Chapter 341: Half Time At The Amex!
Chapter 341: Half Time At The Amex!
As the celebrations receded, the Brighton players walked back to their respective positions without much complaint.
Wigan returned to theirs a moment later, and after everything was set, Brighton kicked off with intent.
.
Wigan, meanwhile, looked a yard quicker.
One goal hadn’t changed the score by much, but it had changed the game.
Brighton began being barraged by an unending press with the Wigan players attacking in twos and even threes because the way Brighton played made them unable to use the spaces left behind.
When they got the ball back, Wigan began taking risks.
They began playing passes they hadn’t attempted twenty minutes earlier, and Brighton, being aware, was an understatement.
They felt all that was going on.
The ease they’d started the match with was gone, replaced by the realisation that Wigan weren’t just here to make up the numbers.
What followed was the best spell of the half, which saw both sides pushing the game forward and neither willing to give the other control of it.
Wigan began to move with something they hadn’t had in the opening exchanges, which was conviction.
And in their midfield, Leo began working his magic.
He was in places he wasn’t supposed to be, and when he was there, he was playing like he had his lifetime’s savings on the game.
"Oh, Leo’s free here," the commentary had said when Leo received in midfield, and instead of taking the safe option immediately, he held it, bought a second, and played it into Reyes, who spun away from his marker and found Carlo in the channel.
Carlo’s first touch was good, but his second was heavy and the chance dissolved, but Wigan moved on, brushing off the failed attempt and quickly revamping their press.
They weren’t the only ones reinvigorated by the goal, though, as Brighton responded by coming forward and playing in an all-out attack way like Wigan, though theirs were a bit clumsy as that just wasn’t the way they played.
Joao Pedro dropped deeper to receive, finding pockets between the lines, and when the ball found him there, he was genuinely dangerous.
His movements were sharp and his touches clean.
There were two or three moments where Wigan’s defensive shape allowed him space that were uncomfortable in ways that the scoreline didn’t reflect.
"Brighton are not going away," the commentator said.
"And you wouldn’t expect them to. They have too much quality in this side to simply accept what has happened."
The clearest moment, at least for Brighton, came in the thirty-eighth minute when Steele launched the ball long, and Welbeck won the header cleanly, flicking it into the space behind Whatmough.
The Wigan veteran, seeing the ball go past him, spun immediately to try and get to it but Solly March was already running onto it before the header had finished travelling.
He collected it in his stride and came at O’Shea directly, driving forward with pace, precision and intent.
On the other hand, O’Shea held his ground.
Instead of retreating like most would, he went in for the challenge.
In reaction to that, March shifted left and then went right.
O’Shea went with the first movement but not the second, and suddenly there was space and a clear sight of goal, and the Amex rose in anticipation of something that looked inevitable.
March, getting a touch to keep the bobbling ball calm, did enough to evade Joe Bennet, who had recovered and before the defender could pose any more threat, March smashed the ball low and hard.
It was aimed at the corner Amos had least coverage on, but the Wigan veteran keeper did just enough to get his hand to it, but only the outside of his palm, enough to push it onto the post but not enough to push it wide.
The ball came back into play, and as it did, Welbeck arrived at the rebound before anyone and hit it first time from nine yards.
But then, out of nowhere, Leo appeared from nowhere, sliding across the goal line with both legs outstretched to deflect the ball that caught his shin over the bar.
The Amex, which was in the process of shouting, "goal", had to turn that into a groan as many of the fans that had stood to their feet slumped back into their chair.
"How," the commentator said, and left the word sitting there for a moment.
"How has Wigan survived that? From March to Amos to the post, to the rebound to Welbeck, and then Leo Calderon of all people clearing it off the line.

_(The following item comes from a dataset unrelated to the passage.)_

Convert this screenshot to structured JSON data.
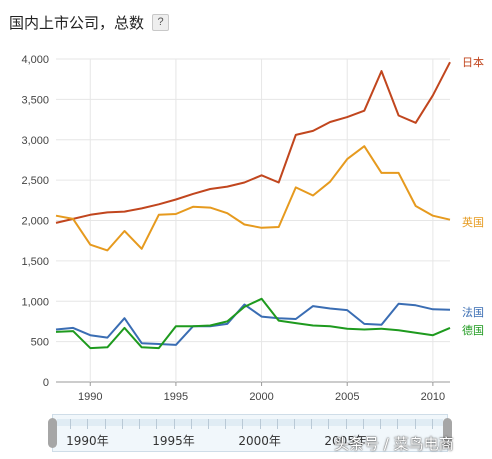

This is extraordinary defending from a midfielder, and Wigan will not believe their luck."
Leo got to his feet and looked at the goal behind him and then looked away and went back to position himself outside the box as the corner kick came in.
Wigan saw the half out from there, defending when they needed to and building when they could, and Leo’s influence on the latter was visible in the small ways that one would only see if they were in the game or were watching keenly.
His passes and the ideas he was trying to convey to his mates were right, but the execution around them was inconsistent, which was the honest reality of a newly promoted side playing their first Premier League game.
But that didn’t stop Leo.
He understood the need to push, and so he did, spraying diagonal balls and dangerous passes whenever he could until the referee’s whistle came to end the half just as Wigan had lost the ball in Brighton’s half attempting to build something through the press.
The players that had been tussling for the ball slowed and then came to a halt before a few converged with their teammates and began making their way down the pitch.
And all around the stadium, a great exhalation came with both fans having stayed tense for the majority of the dying moments of the half, but now they understood the need for their team to regroup with the half-time break.